Piggs Peak, Swaziland

Photo: nklette [CC BY 3.0 (http://creativecommons.org/licenses/by/3.0)%5D, via Wikimedia Commons
It’s a gorgeous autumn day to hike through the mountains. A footpath starts in the dry woodlands. It meanders around lowveld chestnut, bushwillow, and fig trees. You follow a rushing stream and pause when you find orchids growing along the side of the water. A pair of emerald-feathered Narina trogons seem to like the orchids, as well. An African goshawk surveys the area from above. Plus a whistling sound means that there is at least one red forest duiker nearby.

Phophonyane Falls is up ahead. The 80-meter waterfall flows over steep gneiss. At about 3.55 billion years old, the metamorphic rocks are among the oldest rocks in the world. Waterberry trees dangle over the side of the falls. Cool water pools at the bottom, before flowing down the Phophonyane River. The air is fresh and revitalizing. While, at least for the moment, you have this beautiful spot all to yourself.

You’re in the Phophonyane Nature Reserve. It’s surrounded by the Gobolondlo and Makhonjwa Mountains. Views extend down the Ntfonjeni Valley. Piggs Peak, which was founded as a gold mining town, is nearby. So is Kruger National Park, one of Africa’s largest game reserves. But you’re not in South Africa. You’re in Swaziland.

Photo: Phophonyane Falls Ecolodge & Nature Reserve

Swaziland is one of the smallest countries in Africa. It’s surrounded by South Africa, except for the northeastern section of the country, which shares a border with Mozambique. It’s one of only a handful of countries in the world—and the lone one in Africa—still ruled by an absolute monarchy. You found gorgeous scenery and friendly people as soon as you arrived.

After spending time at Phophonyane Falls, you begin to hike back to the Phophonyane Falls Ecolodge inside the nature reserve. You’re looking forward to cooling off in the pool, listening to the songbirds in the gardens, and sipping a sundowner on the veranda of Driftwood Restaurant. Though small, the lodge offers three types of accommodations. Safari tents stand on decks above the river. Self-catering cottages face the mountains. Plus beehives feature a traditional design and natural materials. You’re staying in one of the unique beehives, of course.

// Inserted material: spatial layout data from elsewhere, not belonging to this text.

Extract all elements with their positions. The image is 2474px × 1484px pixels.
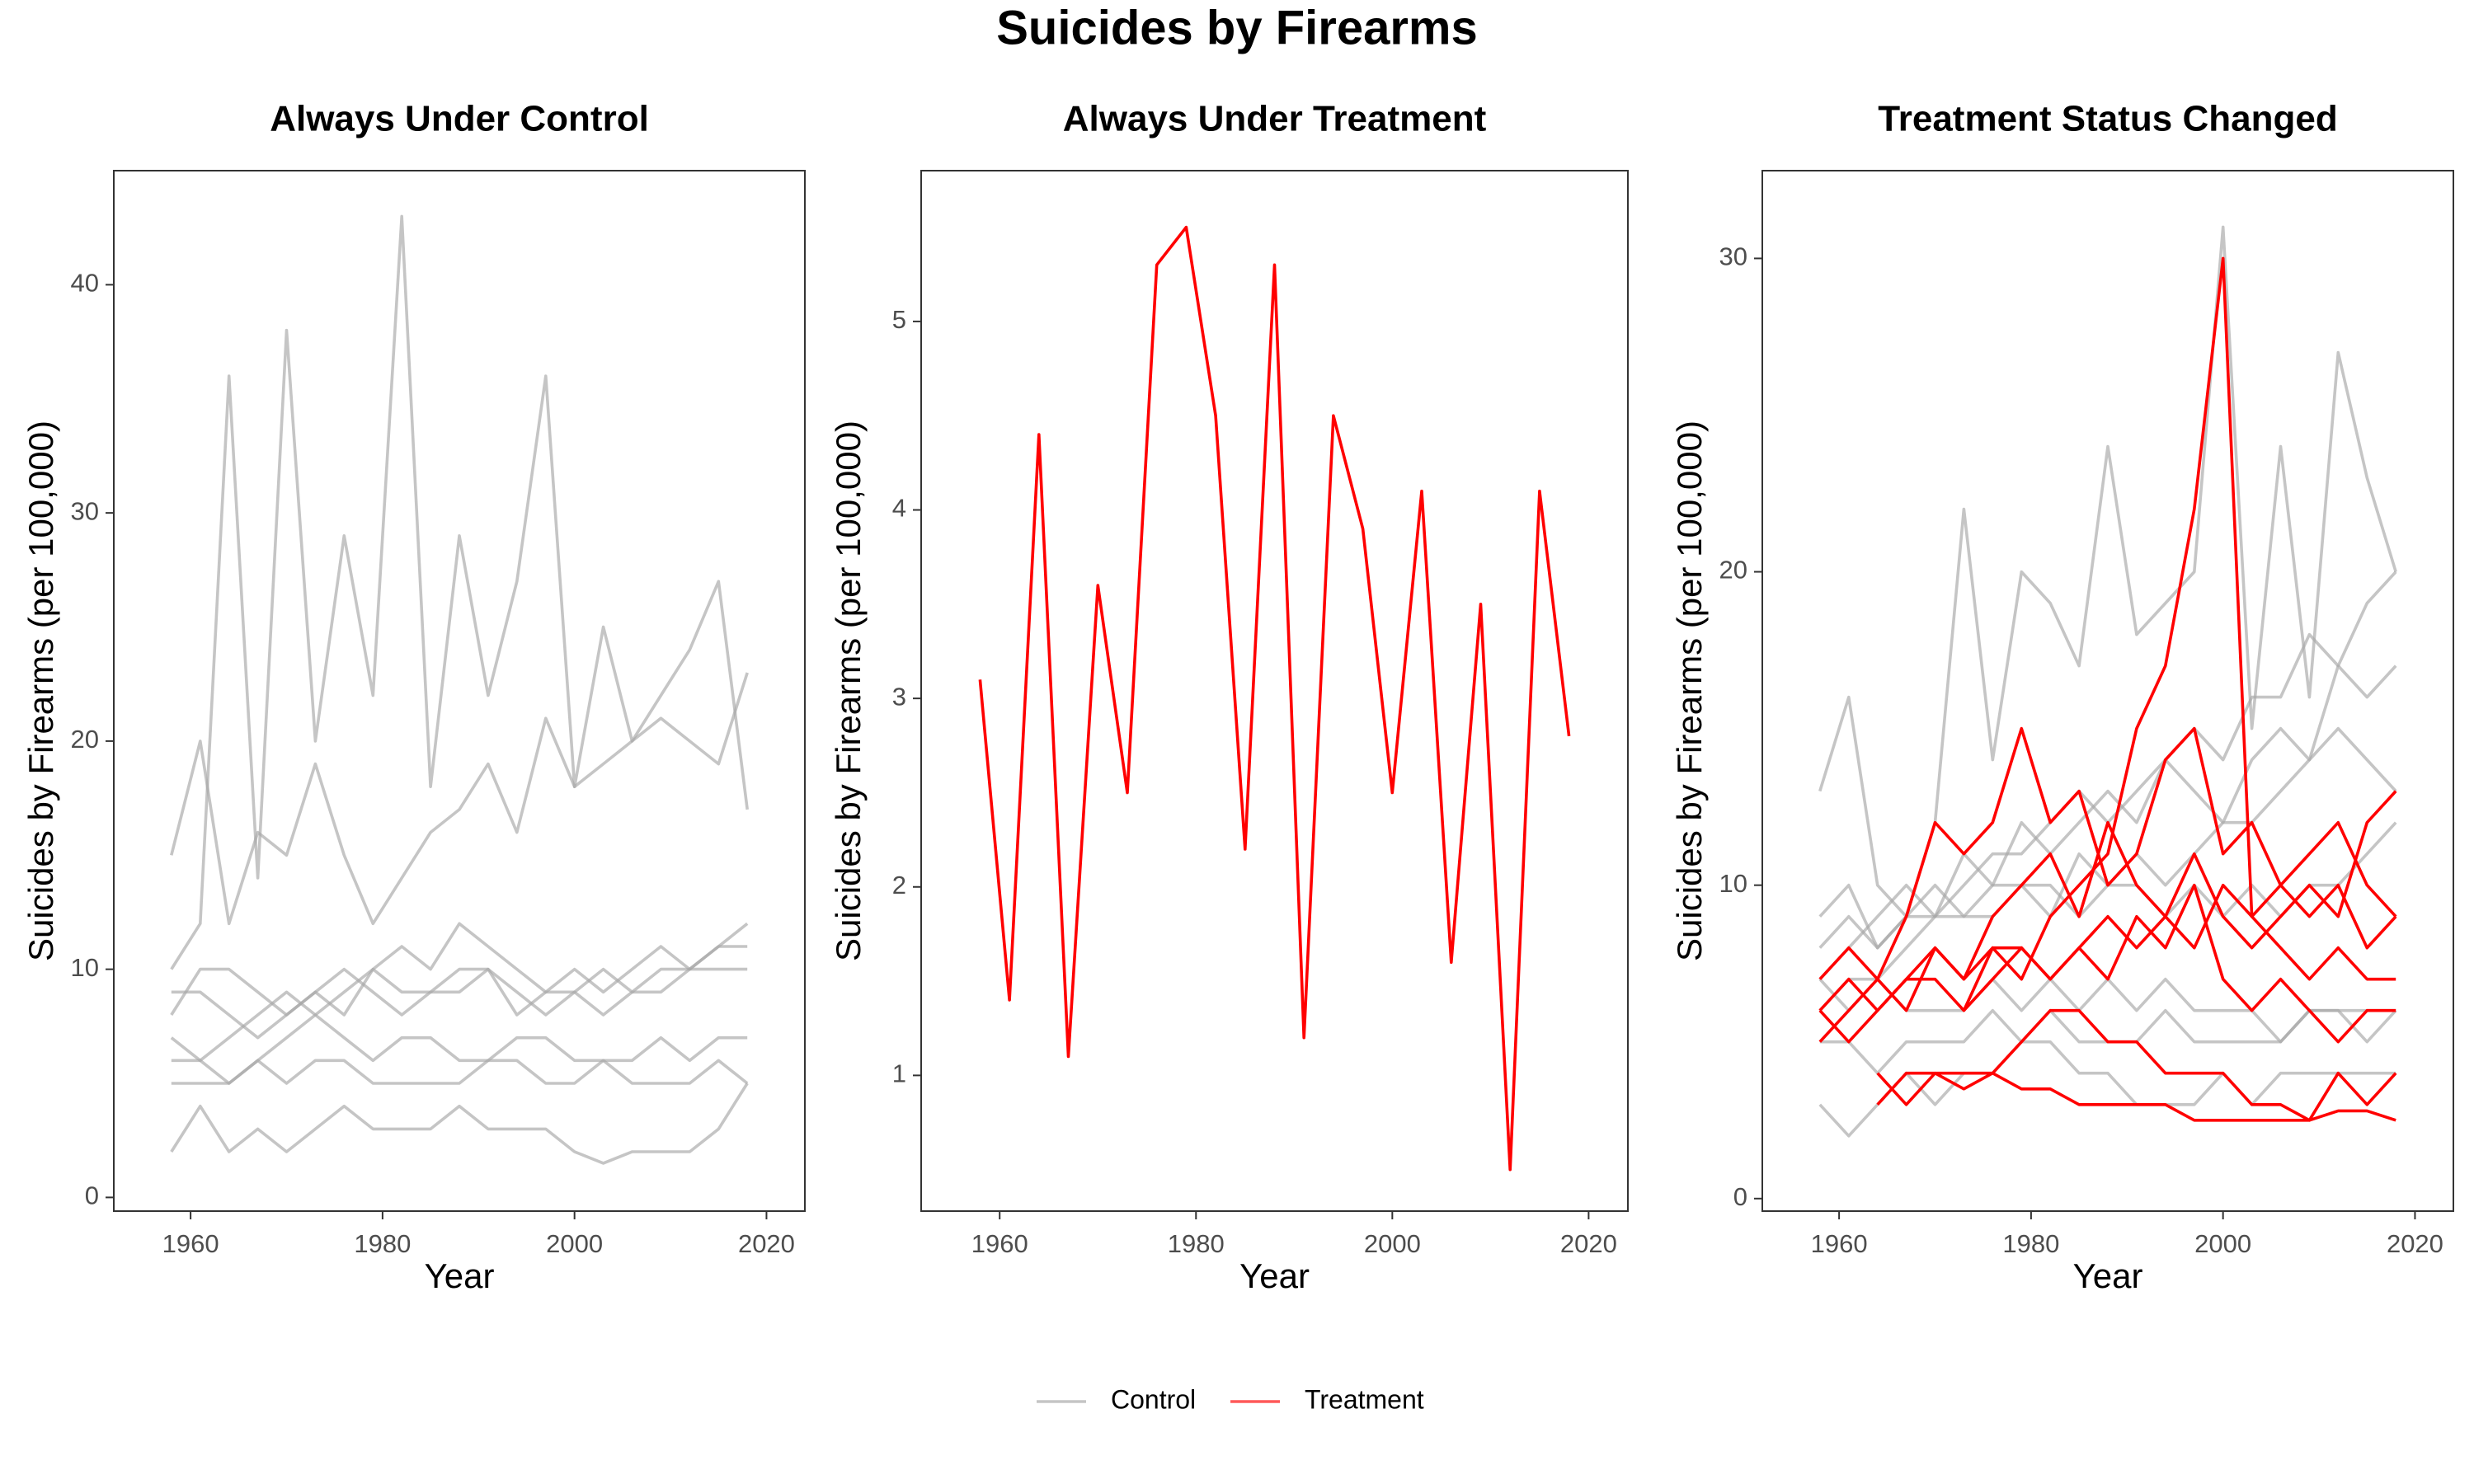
series-line — [1876, 1008, 2397, 1122]
series-line — [1818, 1040, 2396, 1138]
series-line — [170, 672, 749, 926]
series-line — [1818, 726, 2397, 981]
y-axis-label: Suicides by Firearms (per 100,000) — [829, 420, 868, 961]
series-line — [1818, 256, 2397, 1043]
plot-border — [113, 170, 806, 1212]
panel-title: Treatment Status Changed — [1878, 99, 2337, 139]
y-axis-label: Suicides by Firearms (per 100,000) — [21, 420, 60, 961]
series-line — [170, 214, 749, 970]
y-tick-label: 0 — [1733, 1182, 1747, 1211]
series-line — [170, 1082, 749, 1165]
x-tick-label: 1980 — [354, 1229, 411, 1258]
legend-label: Control — [1111, 1384, 1196, 1414]
plot-border — [920, 170, 1629, 1212]
series-line — [170, 1036, 749, 1085]
plot-area — [1762, 171, 2453, 1211]
y-tick-label: 30 — [71, 496, 99, 525]
y-tick-label: 20 — [71, 725, 99, 754]
x-tick-label: 1960 — [162, 1229, 219, 1258]
plot-area — [921, 171, 1628, 1211]
x-tick-label: 1960 — [1811, 1229, 1868, 1258]
figure-title: Suicides by Firearms — [996, 1, 1477, 54]
series-line — [1818, 790, 2397, 1044]
x-axis-label: Year — [2073, 1256, 2143, 1295]
y-tick-label: 10 — [71, 953, 99, 982]
plot-border — [1761, 170, 2454, 1212]
x-tick-label: 2000 — [546, 1229, 603, 1258]
series-line — [170, 967, 748, 1017]
x-tick-label: 2000 — [2194, 1229, 2251, 1258]
y-tick-label: 10 — [1719, 869, 1747, 898]
series-line — [1818, 664, 2397, 980]
y-tick-label: 5 — [892, 305, 906, 334]
x-axis-label: Year — [1239, 1256, 1310, 1295]
panel-title: Always Under Control — [270, 99, 649, 139]
x-tick-label: 2020 — [738, 1229, 795, 1258]
y-tick-label: 1 — [892, 1059, 906, 1088]
x-tick-label: 1980 — [2002, 1229, 2059, 1258]
x-tick-label: 2020 — [2387, 1229, 2443, 1258]
y-tick-label: 0 — [85, 1181, 99, 1210]
x-tick-label: 2000 — [1364, 1229, 1421, 1258]
series-line — [171, 922, 748, 1063]
x-tick-label: 1980 — [1168, 1229, 1225, 1258]
x-tick-label: 2020 — [1560, 1229, 1617, 1258]
y-tick-label: 2 — [892, 871, 906, 899]
legend-label: Treatment — [1305, 1384, 1424, 1414]
y-axis-label: Suicides by Firearms (per 100,000) — [1670, 420, 1709, 961]
x-axis-label: Year — [425, 1256, 495, 1295]
y-tick-label: 4 — [892, 494, 906, 523]
series-line — [978, 225, 1571, 1172]
series-line — [171, 1013, 748, 1085]
y-tick-label: 40 — [71, 269, 99, 298]
x-tick-label: 1960 — [971, 1229, 1028, 1258]
panel-title: Always Under Treatment — [1063, 99, 1487, 139]
y-tick-label: 3 — [892, 682, 906, 711]
series-line — [1818, 883, 2396, 1044]
series-line — [171, 922, 749, 1040]
plot-area — [114, 171, 805, 1211]
y-tick-label: 20 — [1719, 556, 1747, 585]
y-tick-label: 30 — [1719, 242, 1747, 271]
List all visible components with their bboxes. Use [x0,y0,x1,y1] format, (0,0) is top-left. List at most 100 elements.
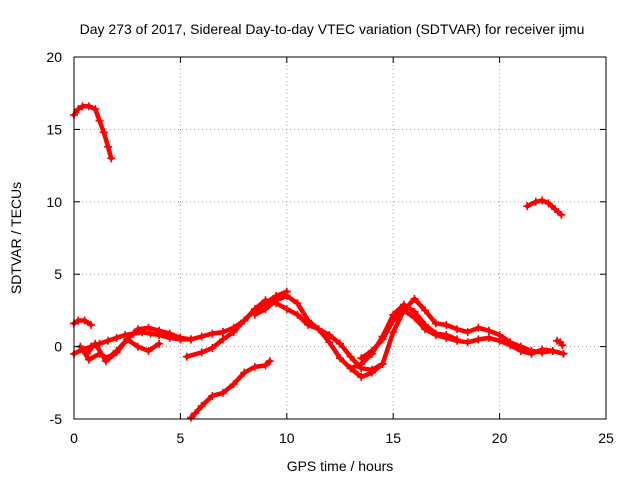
data-point [82,349,91,358]
data-point [282,291,291,300]
data-point [378,359,387,368]
data-point [389,328,398,337]
data-point [527,349,536,358]
series-arc-11 [357,306,557,363]
data-point [218,388,227,397]
data-series [70,102,568,422]
data-point [314,325,323,334]
data-point [218,328,227,337]
data-point [74,105,83,114]
x-axis-label: GPS time / hours [287,458,394,474]
series-arc-13 [553,336,567,350]
data-point [523,202,532,211]
data-point [250,362,259,371]
data-point [101,357,110,366]
data-point [187,413,196,422]
data-point [559,349,568,358]
plot-frame [73,56,607,420]
data-point [176,333,185,342]
data-point [474,323,483,332]
data-point [538,345,547,354]
data-point [133,325,142,334]
data-point [265,357,274,366]
data-point [367,368,376,377]
chart-title: Day 273 of 2017, Sidereal Day-to-day VTE… [80,21,585,37]
data-point [421,306,430,315]
data-point [91,339,100,348]
data-point [84,102,93,111]
data-point [99,128,108,137]
data-point [558,341,567,350]
data-point [495,336,504,345]
series-trace [220,298,385,373]
y-tick-label: 0 [54,339,62,355]
series-arc-1 [70,102,116,163]
data-point [442,320,451,329]
data-point [144,346,153,355]
data-point [325,338,334,347]
data-point [410,313,419,322]
data-point [453,336,462,345]
axis-ticks: 0 5 10 15 20 25 -5 0 5 10 15 20 [46,49,614,446]
data-point [484,333,493,342]
data-point [229,323,238,332]
data-point [421,325,430,334]
data-point [112,348,121,357]
data-point [336,339,344,348]
data-point [95,116,104,125]
data-point [548,346,557,355]
x-tick-label: 25 [598,430,614,446]
data-point [336,354,344,363]
y-tick-label: 5 [54,266,62,282]
data-point [240,368,249,377]
data-point [133,342,142,351]
data-point [357,354,366,363]
data-point [107,154,116,163]
data-point [261,296,270,305]
data-point [197,332,206,341]
data-point [453,325,462,334]
data-point [197,348,206,357]
data-point [91,105,100,114]
data-point [293,310,302,319]
data-point [112,333,121,342]
data-point [104,142,113,151]
data-point [346,364,355,373]
data-point [378,335,387,344]
data-point [367,346,376,355]
data-point [84,355,93,364]
data-point [229,380,238,389]
x-tick-label: 20 [492,430,508,446]
y-tick-label: 15 [46,121,62,137]
x-tick-label: 5 [177,430,185,446]
x-tick-label: 15 [385,430,401,446]
data-point [208,344,217,353]
data-point [538,196,547,205]
data-point [155,326,164,335]
data-point [165,329,174,338]
data-point [557,210,566,219]
data-point [506,341,515,350]
data-point [544,199,553,208]
data-point [208,391,217,400]
data-point [87,320,96,329]
y-tick-label: -5 [50,411,63,427]
data-point [104,336,113,345]
series-trace [252,293,460,371]
data-point [550,205,559,214]
data-point [474,335,483,344]
data-point [197,401,206,410]
x-tick-label: 10 [279,430,295,446]
data-point [516,346,525,355]
data-point [240,316,249,325]
data-point [282,304,291,313]
y-tick-label: 10 [46,194,62,210]
data-point [208,329,217,338]
data-point [182,352,191,361]
data-point [442,333,451,342]
data-point [123,335,132,344]
data-point [431,319,440,328]
data-point [250,310,259,319]
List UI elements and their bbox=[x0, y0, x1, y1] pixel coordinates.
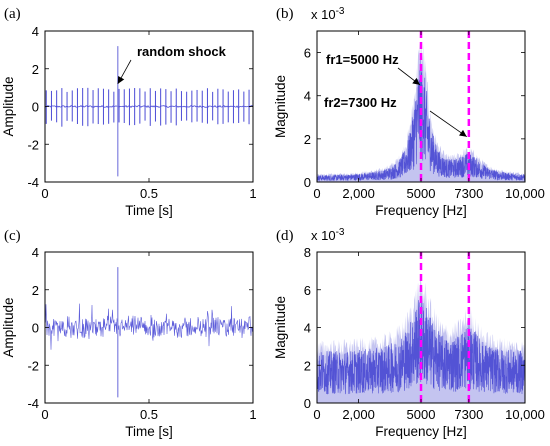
panel-label: (b) bbox=[276, 6, 294, 22]
x-tick-label: 7300 bbox=[454, 407, 483, 422]
y-tick-label: 4 bbox=[304, 89, 311, 104]
y-tick-label: -2 bbox=[27, 137, 39, 152]
y-axis-label: Amplitude bbox=[1, 297, 16, 357]
y-tick-label: 0 bbox=[32, 321, 39, 336]
x-tick-label: 2,000 bbox=[342, 186, 375, 201]
x-tick-label: 1 bbox=[249, 407, 256, 422]
scale-factor: x 10-3 bbox=[311, 6, 345, 22]
x-tick-label: 0 bbox=[41, 407, 48, 422]
panel-2: (b) x 10-3 0 2,000 5000 7300 10,000 0 2 4 6 Frequen… bbox=[273, 6, 545, 218]
x-axis-label: Frequency [Hz] bbox=[375, 203, 467, 218]
annotation-text: random shock bbox=[137, 44, 227, 59]
x-tick-label: 0 bbox=[313, 186, 320, 201]
panel-label: (d) bbox=[276, 228, 294, 244]
y-tick-label: 0 bbox=[32, 100, 39, 115]
y-tick-label: 0 bbox=[304, 175, 311, 190]
y-tick-label: -4 bbox=[27, 396, 39, 411]
y-axis-label: Magnitude bbox=[273, 296, 288, 359]
signal-line bbox=[45, 104, 253, 109]
y-tick-label: 6 bbox=[304, 46, 311, 61]
y-tick-label: 4 bbox=[32, 245, 39, 260]
x-tick-label: 7300 bbox=[454, 186, 483, 201]
panel-4: (d) x 10-3 0 2,000 5000 7300 10,000 0 2 4 6 8 Freque… bbox=[273, 227, 545, 439]
y-tick-label: 2 bbox=[304, 132, 311, 147]
x-axis-label: Frequency [Hz] bbox=[375, 424, 467, 439]
y-axis-label: Amplitude bbox=[1, 76, 16, 136]
scale-factor: x 10-3 bbox=[311, 227, 345, 243]
x-tick-label: 1 bbox=[249, 186, 256, 201]
annotation-arrow bbox=[429, 110, 467, 138]
signal-line bbox=[45, 303, 253, 350]
panel-label: (c) bbox=[4, 228, 21, 244]
panel-3: (c) 0 0.5 1 -4 -2 0 2 4 Time [s] Amplitude bbox=[1, 228, 257, 439]
panel-1: (a) 0 0.5 1 -4 -2 0 2 4 Time [s] Amplitude random s… bbox=[1, 6, 257, 218]
y-axis-label: Magnitude bbox=[273, 75, 288, 138]
y-tick-label: 4 bbox=[32, 24, 39, 39]
y-tick-label: 6 bbox=[304, 283, 311, 298]
x-tick-label: 10,000 bbox=[505, 407, 545, 422]
x-tick-label: 5000 bbox=[407, 407, 436, 422]
y-tick-label: 4 bbox=[304, 321, 311, 336]
x-axis-label: Time [s] bbox=[125, 424, 173, 439]
plot-area bbox=[45, 46, 253, 177]
x-tick-label: 2,000 bbox=[342, 407, 375, 422]
arrow-head bbox=[459, 129, 467, 137]
x-tick-label: 0 bbox=[41, 186, 48, 201]
y-tick-label: -4 bbox=[27, 175, 39, 190]
y-tick-label: 8 bbox=[304, 245, 311, 260]
x-tick-label: 0.5 bbox=[140, 407, 158, 422]
x-tick-label: 0.5 bbox=[140, 186, 158, 201]
y-tick-label: -2 bbox=[27, 358, 39, 373]
annotation-text: fr1=5000 Hz bbox=[326, 52, 399, 67]
y-tick-label: 2 bbox=[32, 62, 39, 77]
y-tick-label: 2 bbox=[32, 283, 39, 298]
x-tick-label: 0 bbox=[313, 407, 320, 422]
x-axis-label: Time [s] bbox=[125, 203, 173, 218]
y-tick-label: 2 bbox=[304, 358, 311, 373]
plot-area bbox=[317, 273, 525, 403]
y-tick-label: 0 bbox=[304, 396, 311, 411]
panel-label: (a) bbox=[4, 6, 21, 22]
x-tick-label: 10,000 bbox=[505, 186, 545, 201]
plot-area bbox=[45, 267, 253, 398]
annotation-text: fr2=7300 Hz bbox=[324, 95, 397, 110]
arrow-head bbox=[412, 77, 420, 85]
x-tick-label: 5000 bbox=[407, 186, 436, 201]
arrow-head bbox=[117, 76, 125, 84]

You’re excited to start exploring the area tomorrow. You plan to visit the Nsangwini Rock Art Centre, walk to a local primary school, and ride higher into the mountains. But, for now, you’re going to enjoy the view, a glass of Pinotage, and the cool breeze from the deck. You’ve unexpectedly found peace, privacy, and, it seems, paradise this autumn in Swaziland.